As has been said, I am not a human being trying to be spiritual. I am a spiritual being having a human experience. I get it. I know that it’s in there. I know that I probably contain innate coping mechanisms to deal with, and even celebrate, the ways that nature transforms my body as I age. I should probably be in some goddess circle, not the dermatologist’s office. I should be processing, with a bunch of long-pubed witches, my transition from maidenhood to whatever it is that comes before crone. MILF? Pre-MILF? But I don’t trust my spirit to take care of me once I leave the goddess circle. I don’t trust that when I encounter another circle, a circle of superficial maidens, I won’t compare myself to them and hurt.
The first time I remember my spirit trying to tell me it would take care of me was the first time I tried psychedelics. I ate shrooms, but instead of eating them with honey, I ate them with these diet kind of Doritos made with a chemical called Olestra that makes you shit out everything. Right before I took the shrooms, I bleached my brown hair bright blond and burned my scalp. I also went to the tanning salon a hundred times. Beauty and truth are fucking confusing.
I took the shrooms in a shitty park in Massachusetts, which looked to me like Elysium. When I started tripping I was like, Why can’t people just be kind to one another? But what I really think I meant was, Why can’t I be kind to myself?
I knew that I was seeing truth, though later I could not tell you exactly what that truth was. What was the truth? I think the truth was my own innocence. I saw the trees of the park and that their roots were actually inverse branches and that they did not hate me. They wanted me to be deep. I swore to never hurt myself again. My spirit smiled.
But how I hurt myself so many times after that. And if that first shroom trip was a replication of the kind of psychic shift that occurs when we are dying—a few moments when we can see ourselves from the perspective of our spirit—then on my deathbed I am going to regret the ways I have hurt myself. I will regret the frivolity of chasing beauty and seeking validation, the kinds of things I have done to provide an illusion of safety on this planet, behaviors that perhaps wasted my one and only life.
If I wanted to make room for life I would probably let go of these behaviors right now. There is still time. But life is scary. Maybe I just don’t want to make room for life.
One week after Botox the physical results are pretty good. The flu, headaches, and platelike feeling are gone. No droopy eyebrow. The three lines on my forehead have basically disappeared and I can still move all parts of my face. I feel like I’m tricking the world. When I see women who have forehead lines, I wonder if they “just don’t know” about Botox. Then I think that maybe they do know and are actively choosing not to poison themselves. Why aren’t they poisoning themselves? What’s the difference between them and me—that I am game for the poison and they are not going for the poison?
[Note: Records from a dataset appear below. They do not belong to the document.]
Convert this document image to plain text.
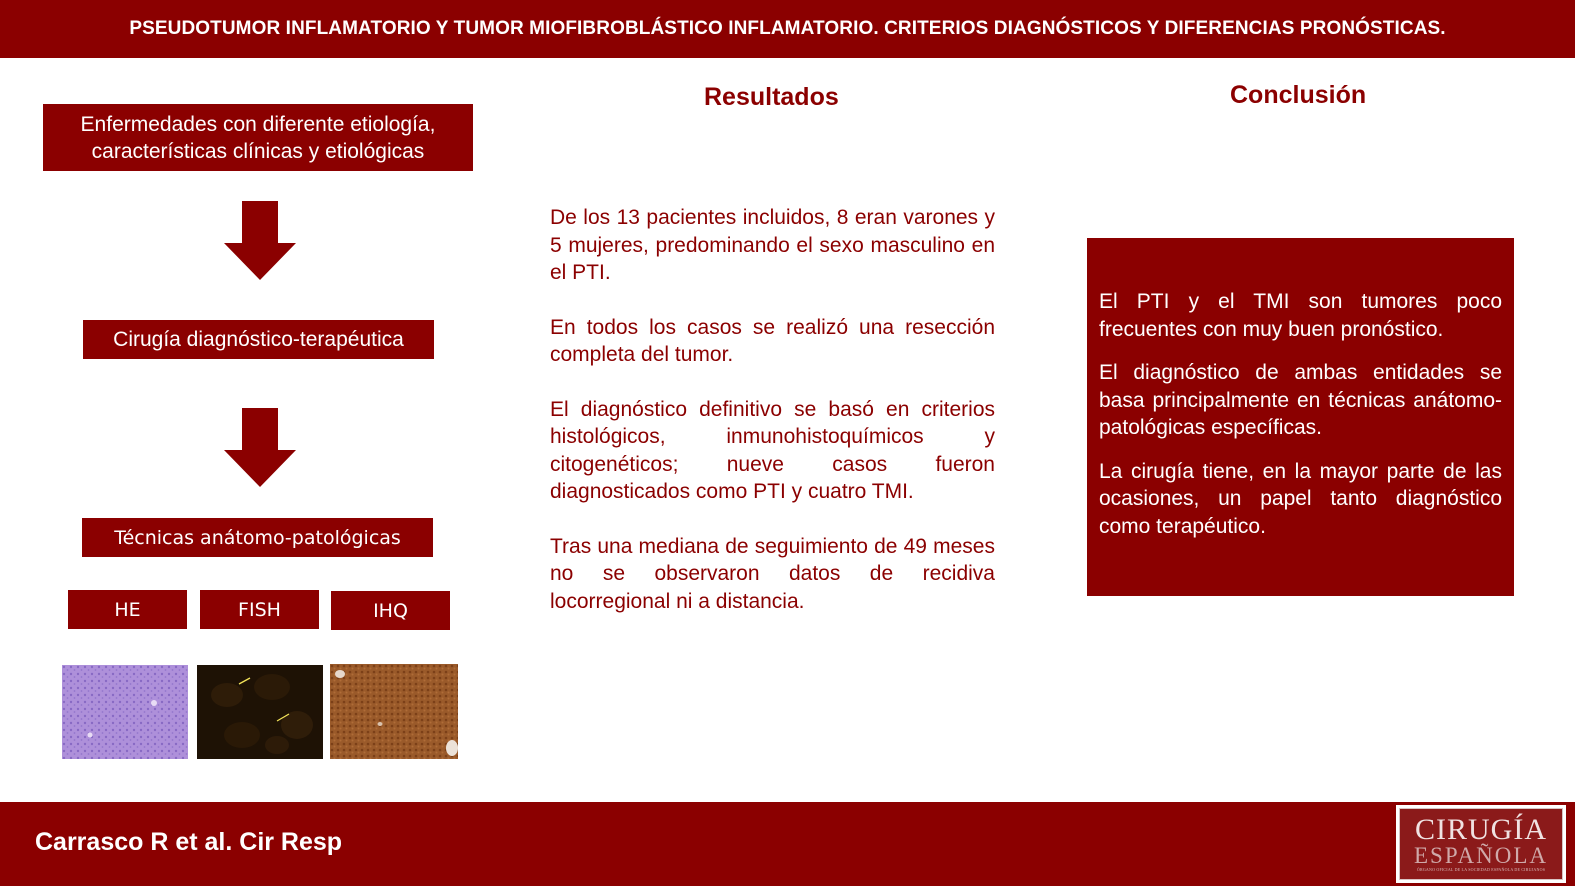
PSEUDOTUMOR INFLAMATORIO Y TUMOR MIOFIBROBLÁSTICO INFLAMATORIO. CRITERIOS DIAGNÓSTICOS Y DIFERENCIAS PRONÓSTICAS.
Enfermedades con diferente etiología, características clínicas y etiológicas
Cirugía diagnóstico-terapéutica
Técnicas anátomo-patológicas
HE	FISH	IHQ
Resultados

De los 13 pacientes incluidos, 8 eran varones y 5 mujeres, predominando el sexo masculino en el PTI.

En todos los casos se realizó una resección completa del tumor.

El diagnóstico definitivo se basó en criterios histológicos, inmunohistoquímicos y citogenéticos; nueve casos fueron diagnosticados como PTI y cuatro TMI.

Tras una mediana de seguimiento de 49 meses no se observaron datos de recidiva locorregional ni a distancia.

Conclusión

El PTI y el TMI son tumores poco frecuentes con muy buen pronóstico.

El diagnóstico de ambas entidades se basa principalmente en técnicas anátomo-patológicas específicas.

La cirugía tiene, en la mayor parte de las ocasiones, un papel tanto diagnóstico como terapéutico.

Carrasco R et al. Cir Resp	CIRUGÍA
ESPAÑOLA
ÓRGANO OFICIAL DE LA SOCIEDAD ESPAÑOLA DE CIRUJANOS
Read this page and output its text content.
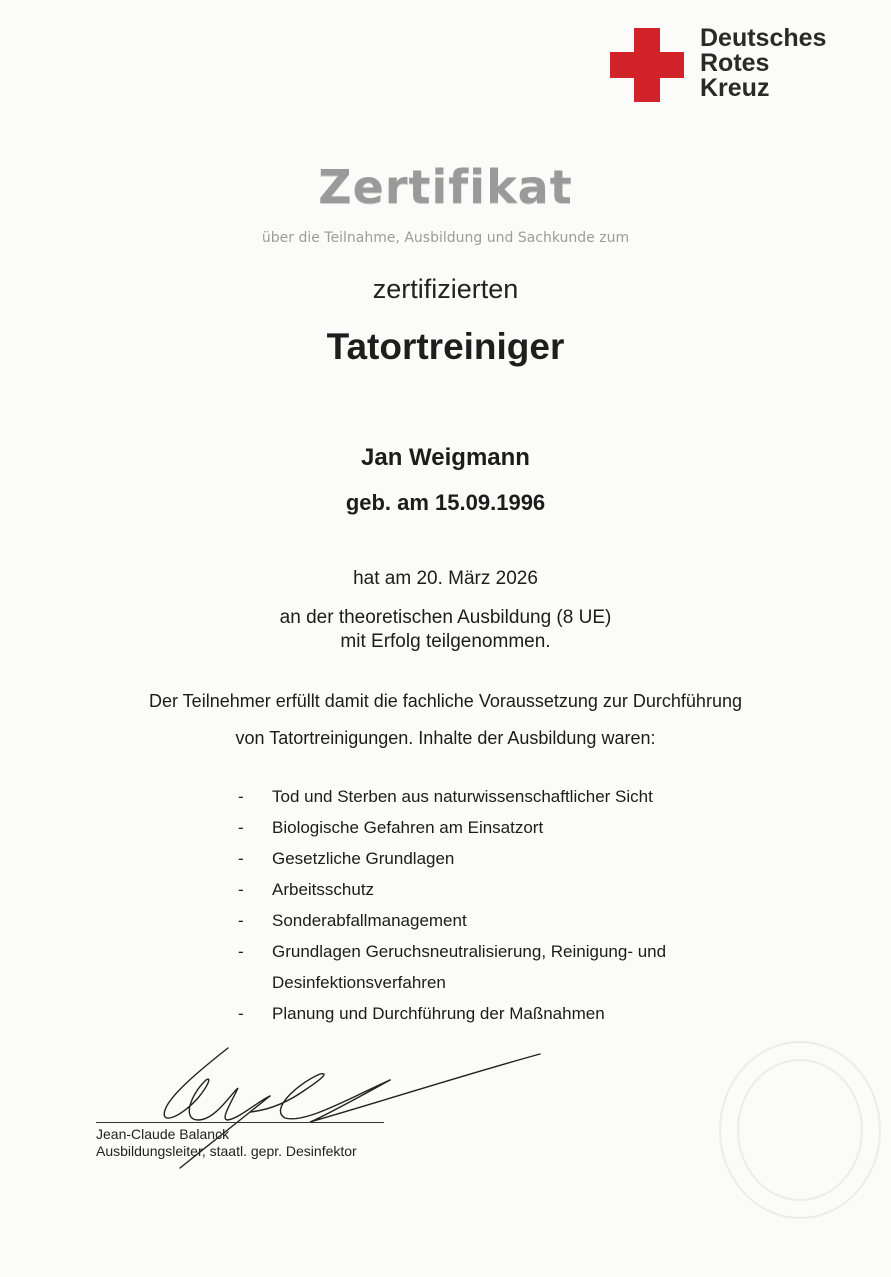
Deutsches
Rotes
Kreuz
Zertifikat
über die Teilnahme, Ausbildung und Sachkunde zum
zertifizierten
Tatortreiniger
Jan Weigmann
geb. am 15.09.1996
hat am 20. März 2026
an der theoretischen Ausbildung (8 UE)
mit Erfolg teilgenommen.
Der Teilnehmer erfüllt damit die fachliche Voraussetzung zur Durchführung
von Tatortreinigungen. Inhalte der Ausbildung waren:
- Tod und Sterben aus naturwissenschaftlicher Sicht
- Biologische Gefahren am Einsatzort
- Gesetzliche Grundlagen
- Arbeitsschutz
- Sonderabfallmanagement
- Grundlagen Geruchsneutralisierung, Reinigung- und
Desinfektionsverfahren
- Planung und Durchführung der Maßnahmen
Jean-Claude Balanck
Ausbildungsleiter, staatl. gepr. Desinfektor
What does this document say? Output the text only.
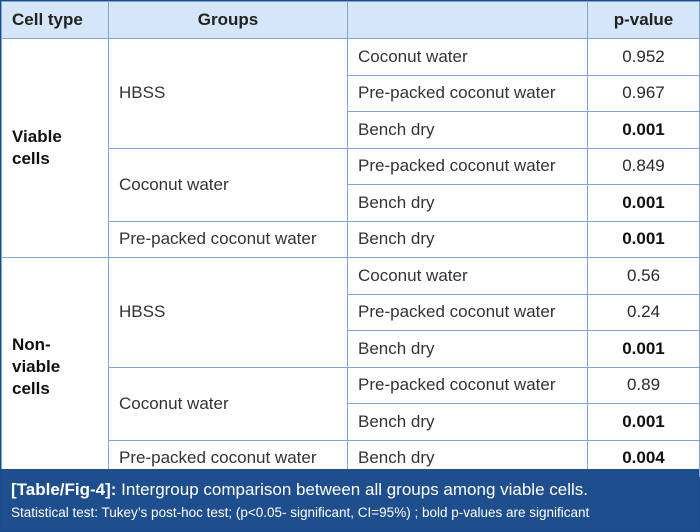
Cell type	Groups		p-value
Viable cells	HBSS	Coconut water	0.952
		Pre-packed coconut water	0.967
		Bench dry	0.001
	Coconut water	Pre-packed coconut water	0.849
		Bench dry	0.001
	Pre-packed coconut water	Bench dry	0.001
Non-viable cells	HBSS	Coconut water	0.56
		Pre-packed coconut water	0.24
		Bench dry	0.001
	Coconut water	Pre-packed coconut water	0.89
		Bench dry	0.001
	Pre-packed coconut water	Bench dry	0.004
[Table/Fig-4]: Intergroup comparison between all groups among viable cells.
Statistical test: Tukey’s post-hoc test; (p<0.05- significant, CI=95%) ; bold p-values are significant
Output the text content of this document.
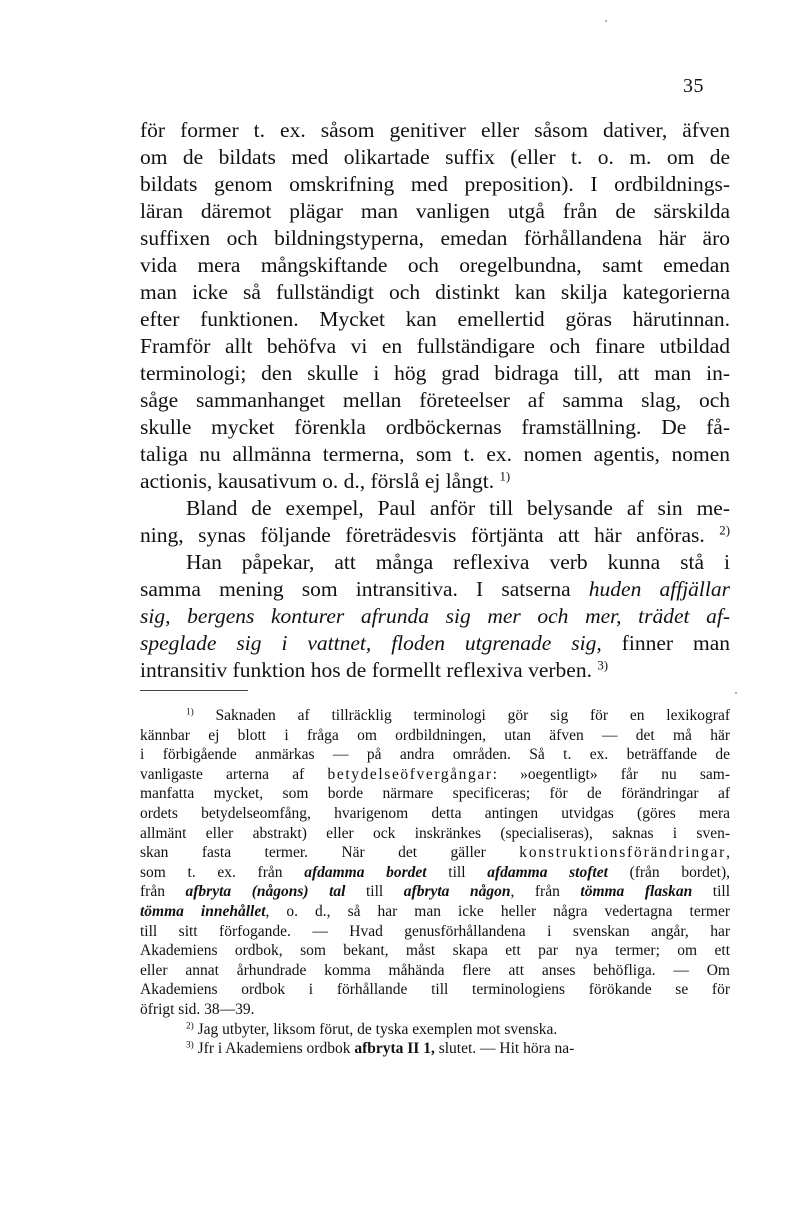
35
för former t. ex. såsom genitiver eller såsom dativer, äfven
om de bildats med olikartade suffix (eller t. o. m. om de
bildats genom omskrifning med preposition). I ordbildnings-
läran däremot plägar man vanligen utgå från de särskilda
suffixen och bildningstyperna, emedan förhållandena här äro
vida mera mångskiftande och oregelbundna, samt emedan
man icke så fullständigt och distinkt kan skilja kategorierna
efter funktionen. Mycket kan emellertid göras härutinnan.
Framför allt behöfva vi en fullständigare och finare utbildad
terminologi; den skulle i hög grad bidraga till, att man in-
såge sammanhanget mellan företeelser af samma slag, och
skulle mycket förenkla ordböckernas framställning. De få-
taliga nu allmänna termerna, som t. ex. nomen agentis, nomen
actionis, kausativum o. d., förslå ej långt. $^{1)}$
Bland de exempel, Paul anför till belysande af sin me-
ning, synas följande företrädesvis förtjänta att här anföras. $^{2)}$
Han påpekar, att många reflexiva verb kunna stå i
samma mening som intransitiva. I satserna huden affjällar
sig, bergens konturer afrunda sig mer och mer, trädet af-
speglade sig i vattnet, floden utgrenade sig, finner man
intransitiv funktion hos de formellt reflexiva verben. $^{3)}$
$^{1)}$ Saknaden af tillräcklig terminologi gör sig för en lexikograf
kännbar ej blott i fråga om ordbildningen, utan äfven — det må här
i förbigående anmärkas — på andra områden. Så t. ex. beträffande de
vanligaste arterna af betydelseöfvergångar: »oegentligt» får nu sam-
manfatta mycket, som borde närmare specificeras; för de förändringar af
ordets betydelseomfång, hvarigenom detta antingen utvidgas (göres mera
allmänt eller abstrakt) eller ock inskränkes (specialiseras), saknas i sven-
skan fasta termer. När det gäller konstruktionsförändringar,
som t. ex. från afdamma bordet till afdamma stoftet (från bordet),
från afbryta (någons) tal till afbryta någon, från tömma flaskan till
tömma innehållet, o. d., så har man icke heller några vedertagna termer
till sitt förfogande. — Hvad genusförhållandena i svenskan angår, har
Akademiens ordbok, som bekant, måst skapa ett par nya termer; om ett
eller annat århundrade komma måhända flere att anses behöfliga. — Om
Akademiens ordbok i förhållande till terminologiens förökande se för
öfrigt sid. 38—39.
$^{2)}$ Jag utbyter, liksom förut, de tyska exemplen mot svenska.
$^{3)}$ Jfr i Akademiens ordbok afbryta II 1, slutet. — Hit höra na-
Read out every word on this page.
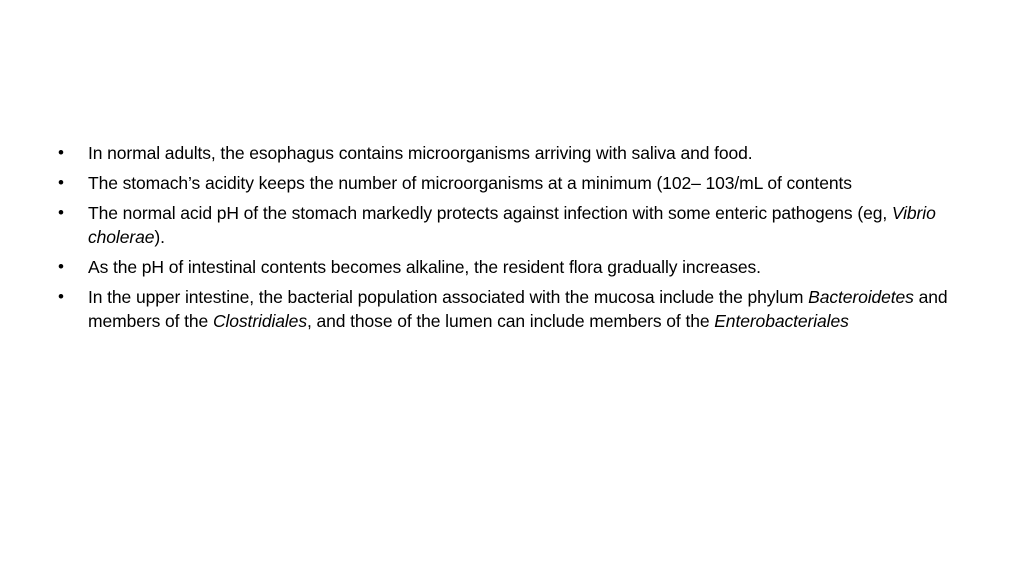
•	In normal adults, the esophagus contains microorganisms arriving with saliva and food.
•	The stomach’s acidity keeps the number of microorganisms at a minimum (102– 103/mL of contents
•	The normal acid pH of the stomach markedly protects against infection with some enteric pathogens (eg, Vibrio cholerae).
•	As the pH of intestinal contents becomes alkaline, the resident flora gradually increases.
•	In the upper intestine, the bacterial population associated with the mucosa include the phylum Bacteroidetes and members of the Clostridiales, and those of the lumen can include members of the Enterobacteriales
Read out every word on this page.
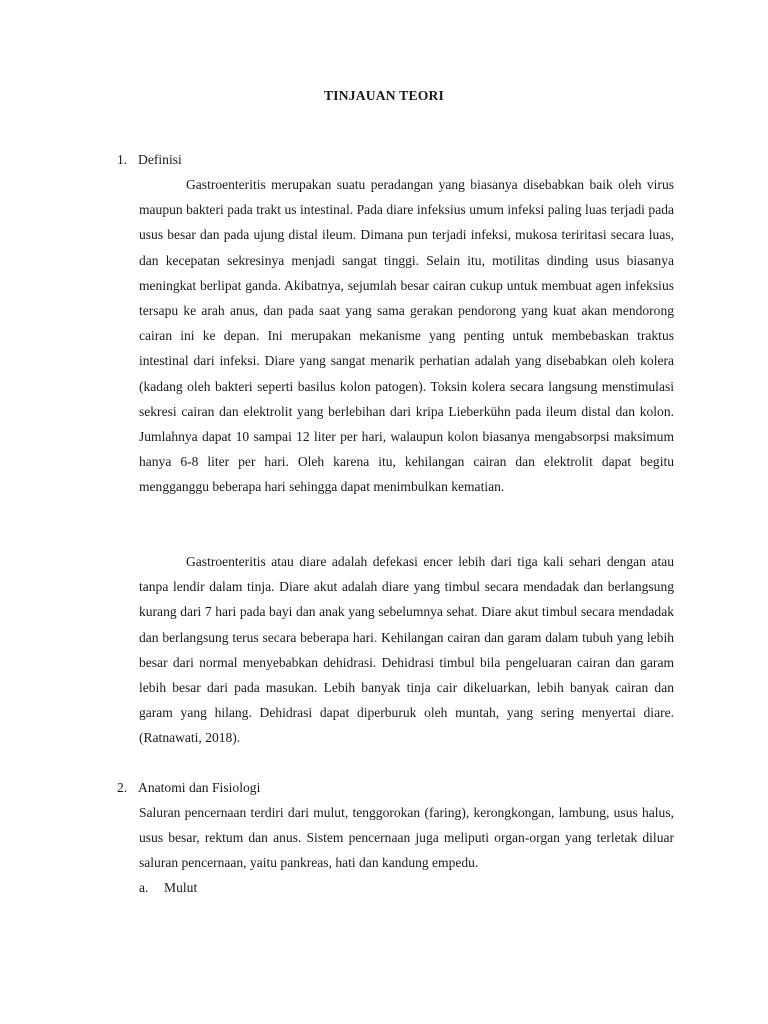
TINJAUAN TEORI
1. Definisi

Gastroenteritis merupakan suatu peradangan yang biasanya disebabkan baik oleh virus maupun bakteri pada trakt us intestinal. Pada diare infeksius umum infeksi paling luas terjadi pada usus besar dan pada ujung distal ileum. Dimana pun terjadi infeksi, mukosa teriritasi secara luas, dan kecepatan sekresinya menjadi sangat tinggi. Selain itu, motilitas dinding usus biasanya meningkat berlipat ganda. Akibatnya, sejumlah besar cairan cukup untuk membuat agen infeksius tersapu ke arah anus, dan pada saat yang sama gerakan pendorong yang kuat akan mendorong cairan ini ke depan. Ini merupakan mekanisme yang penting untuk membebaskan traktus intestinal dari infeksi. Diare yang sangat menarik perhatian adalah yang disebabkan oleh kolera (kadang oleh bakteri seperti basilus kolon patogen). Toksin kolera secara langsung menstimulasi sekresi cairan dan elektrolit yang berlebihan dari kripa Lieberkühn pada ileum distal dan kolon. Jumlahnya dapat 10 sampai 12 liter per hari, walaupun kolon biasanya mengabsorpsi maksimum hanya 6-8 liter per hari. Oleh karena itu, kehilangan cairan dan elektrolit dapat begitu mengganggu beberapa hari sehingga dapat menimbulkan kematian.

Gastroenteritis atau diare adalah defekasi encer lebih dari tiga kali sehari dengan atau tanpa lendir dalam tinja. Diare akut adalah diare yang timbul secara mendadak dan berlangsung kurang dari 7 hari pada bayi dan anak yang sebelumnya sehat. Diare akut timbul secara mendadak dan berlangsung terus secara beberapa hari. Kehilangan cairan dan garam dalam tubuh yang lebih besar dari normal menyebabkan dehidrasi. Dehidrasi timbul bila pengeluaran cairan dan garam lebih besar dari pada masukan. Lebih banyak tinja cair dikeluarkan, lebih banyak cairan dan garam yang hilang. Dehidrasi dapat diperburuk oleh muntah, yang sering menyertai diare. (Ratnawati, 2018).

2. Anatomi dan Fisiologi

Saluran pencernaan terdiri dari mulut, tenggorokan (faring), kerongkongan, lambung, usus halus, usus besar, rektum dan anus. Sistem pencernaan juga meliputi organ-organ yang terletak diluar saluran pencernaan, yaitu pankreas, hati dan kandung empedu.

a. Mulut
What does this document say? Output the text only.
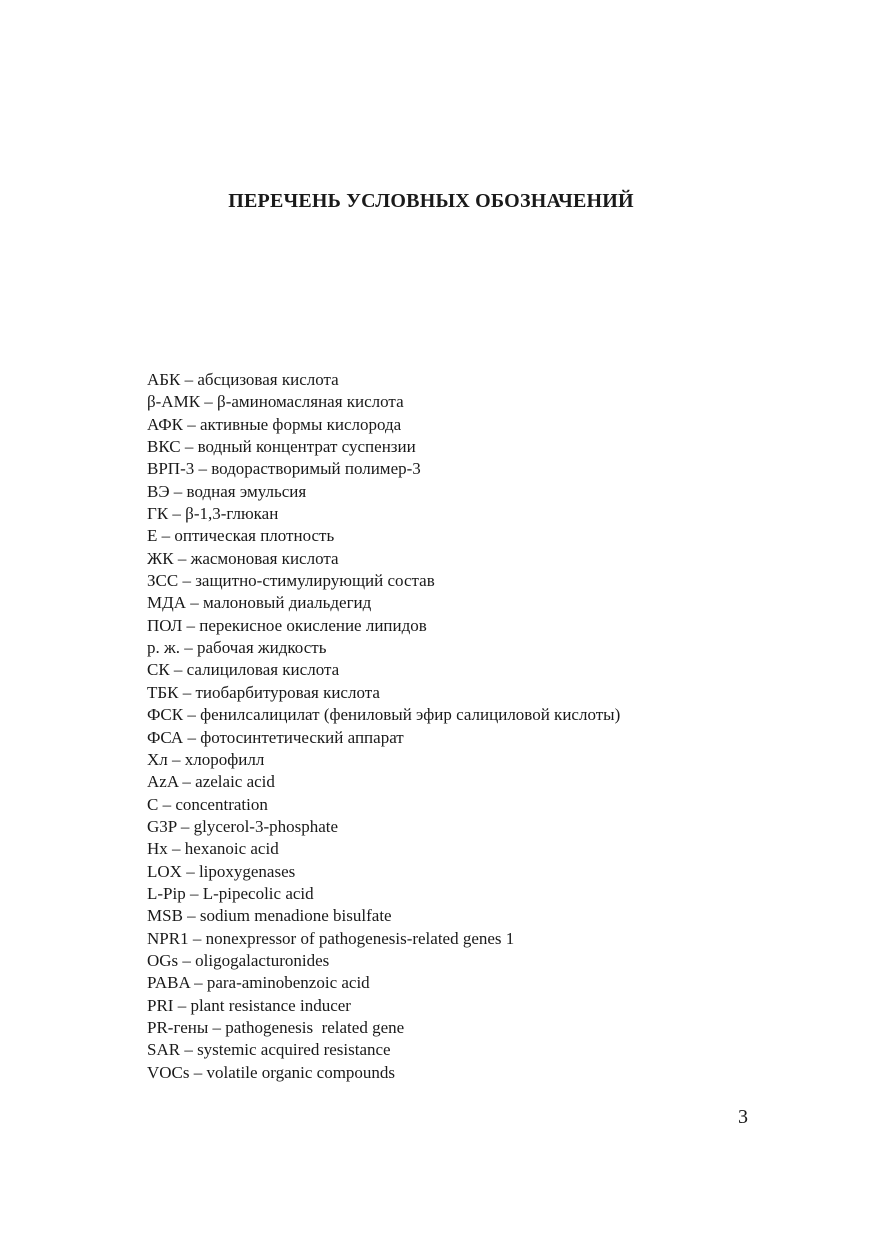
ПЕРЕЧЕНЬ УСЛОВНЫХ ОБОЗНАЧЕНИЙ
АБК – абсцизовая кислота
β-АМК – β-аминомасляная кислота
АФК – активные формы кислорода
ВКС – водный концентрат суспензии
ВРП-3 – водорастворимый полимер-3
ВЭ – водная эмульсия
ГК – β-1,3-глюкан
Е – оптическая плотность
ЖК – жасмоновая кислота
ЗСС – защитно-стимулирующий состав
МДА – малоновый диальдегид
ПОЛ – перекисное окисление липидов
р. ж. – рабочая жидкость
СК – салициловая кислота
ТБК – тиобарбитуровая кислота
ФСК – фенилсалицилат (фениловый эфир салициловой кислоты)
ФСА – фотосинтетический аппарат
Хл – хлорофилл
AzA – azelaic acid
C – concentration
G3P – glycerol-3-phosphate
Hx – hexanoic acid
LOX – lipoxygenases
L-Pip – L-pipecolic acid
MSB – sodium menadione bisulfate
NPR1 – nonexpressor of pathogenesis-related genes 1
OGs – oligogalacturonides
PABA – para-aminobenzoic acid
PRI – plant resistance inducer
PR-гены – pathogenesis  related gene
SAR – systemic acquired resistance
VOCs – volatile organic compounds
3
The Botox will only last for three months, and I think I will probably poison myself again in the future. In fact, I know I will. Once I incorporate an element into my beauty routine, the element stays forever. I begin to rely on it to feel okay, the way my spirit wants me to rely on itself to feel okay. But it’s a lot easier to rely on a tangible fix than it is to rely on a nebulous spirit, a quiet voice, deep inside yourself. I am wired to reach for shiny things. Physically, the Botox has shaved off a few years. I’m definitely fooling something. Spiritually, however, the Botox has had no positive effects. I still feel fucked a lot. I’m not whole. I’m human.